There was a moment in the semi-final that illustrates exactly why New Zealand have become the neutral’s World Cup favourite and Brendon McCullum the pre-eminent captain in the ODI game. South Africa were 31 for 2 in the eighth over, a very useful start for the bowling team but hardly a position of complete dominance. The new batsman, Rilee Rossouw, strode to the wicket, took guard and examined the field.
What he saw was something quite remarkable. Four slips, a gully and a man at point positioned threateningly close – a ring of six catchers looking for a thick or thin edge. Rossouw would have been forgiven for thinking that he had inadvertently wandered into a Test match.
It was that attacking instinct that led to Tim Southee being immediately brought back to rip through the England middle order during the group stage game in Wellington as soon as Daniel Vettori had broken the Eoin Morgan-Joe Root partnership. It’s why Vettori himself was given six catchers when bowling for a hat-trick against Afghanistan, why Southee bowled at Steve Smith with three slips in place against Australia. And it’s why McCullum and New Zealand will attack at all costs when they meet those opponents again at the MCG on Sunday.

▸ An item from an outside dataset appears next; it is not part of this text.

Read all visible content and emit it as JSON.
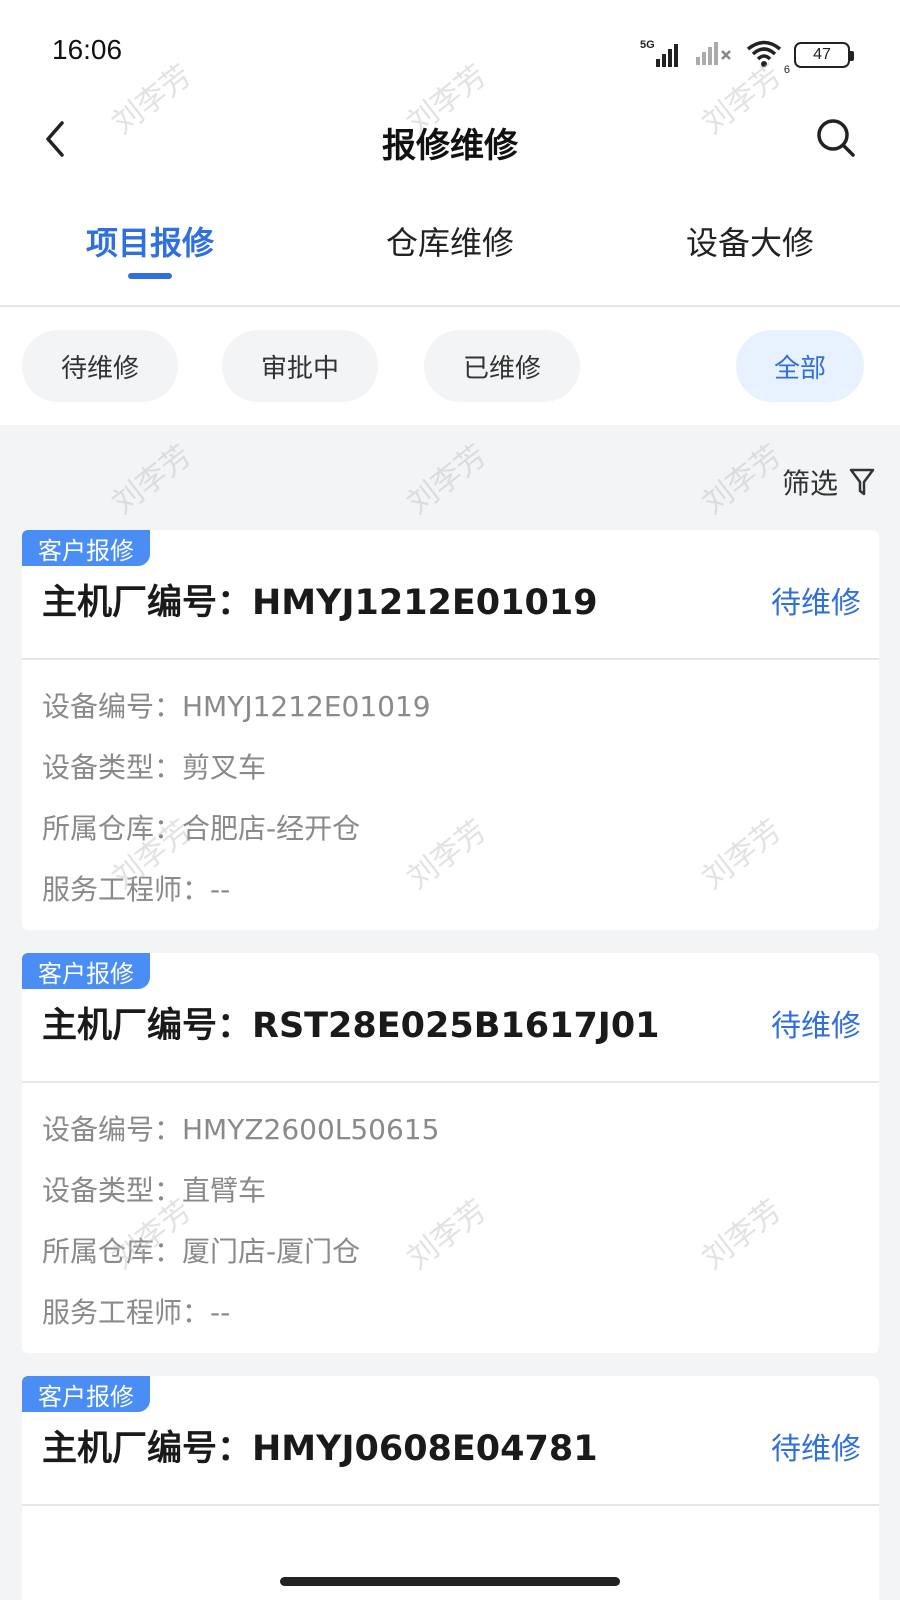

So far in this tournament it has proven a virtuous circle, the bowlers thriving on the confidence placed in them by their captain and finding deliveries that have allowed the strategy to pay off. In the field it has been infectious – during New Zealand’s opening game of the tournament the Sri Lanka opener Tillakaratne Dilshan was, slightly embarrassingly, captured on the stump mic telling his batting partner Lahiru Thirimanne “they get to the ball quicker than our blokes” – and it has been effective: the Black Caps are in the World Cup final for the first time.
The road to Melbourne has not been all that smooth. In late 2012 McCullum replaced Ross Taylor as captain in all three formats, a move that was not exactly popular with either Taylor or the New Zealand supporters. A year on from that controversial decision, New Zealand travelled to Bangladesh for an ODI series and, without the injured McCullum, were whitewashed 3-0 in what was perhaps the low point of Mike Hesson’s reign as coach. Thereafter results improved, the aggression levels cranked up, but only in the final tinkering in the months leading up to the tournament did New Zealand find a blend that backed up the captain’s approach.
McCullum returned to the top of the order only at the start of 2015, his explosive talents having been under-utilised in the middle order for two years. Trent Boult established himself as Southee’s opening bowling partner as recently as October last year. No one who had noticed their improvement considered them dark horses for this tournament – they were clearly too good for that tag – but few anticipated just how thrilling a side McCullum and Hesson had at their disposal.
McCullum’s blunderbuss style has always been well known, but the surprises have dazzled too. Martin Guptill was supposed to provide the cool head in the fire-and-ice opening partnership with the captain, but then he went and smashed a world record 237 from 163 balls against the West Indies in the quarter-finals.
Kane Williamson and Taylor are up there with the best No3 and No4 combinations in the world, but it was Corey Anderson and Grant Elliott – a player who made his ODI debut in 2008 but has been so in-and-out that he did not make any international appearances in 2011, 2012 and 2014 and was a gnat’s wing away from missing out on the squad for the tournament – who made the crucial contributions against South Africa in the semi. And then, of course, there is Vettori, a player who seems to have had more retirements than George Foreman. Vettori initially called it a day in ODIs in 2011, was tempted back but then had more than a year out of the side after suffering an ankle injury in 2013. His return solved the spin problem that New Zealand had struggled to resolve in his absence and he goes into the final described by MS Dhoni as “the key factor” in the match. Not bad for a player who has been around so long that he first faced England when Michael Atherton and Phil Tufnell were part of the side.
But this is McCullum’s team, one chiselled in the image of its captain. And if he leads his side to victory in Melbourne on Sunday, this tournament will deservedly go down as McCullum’s World Cup.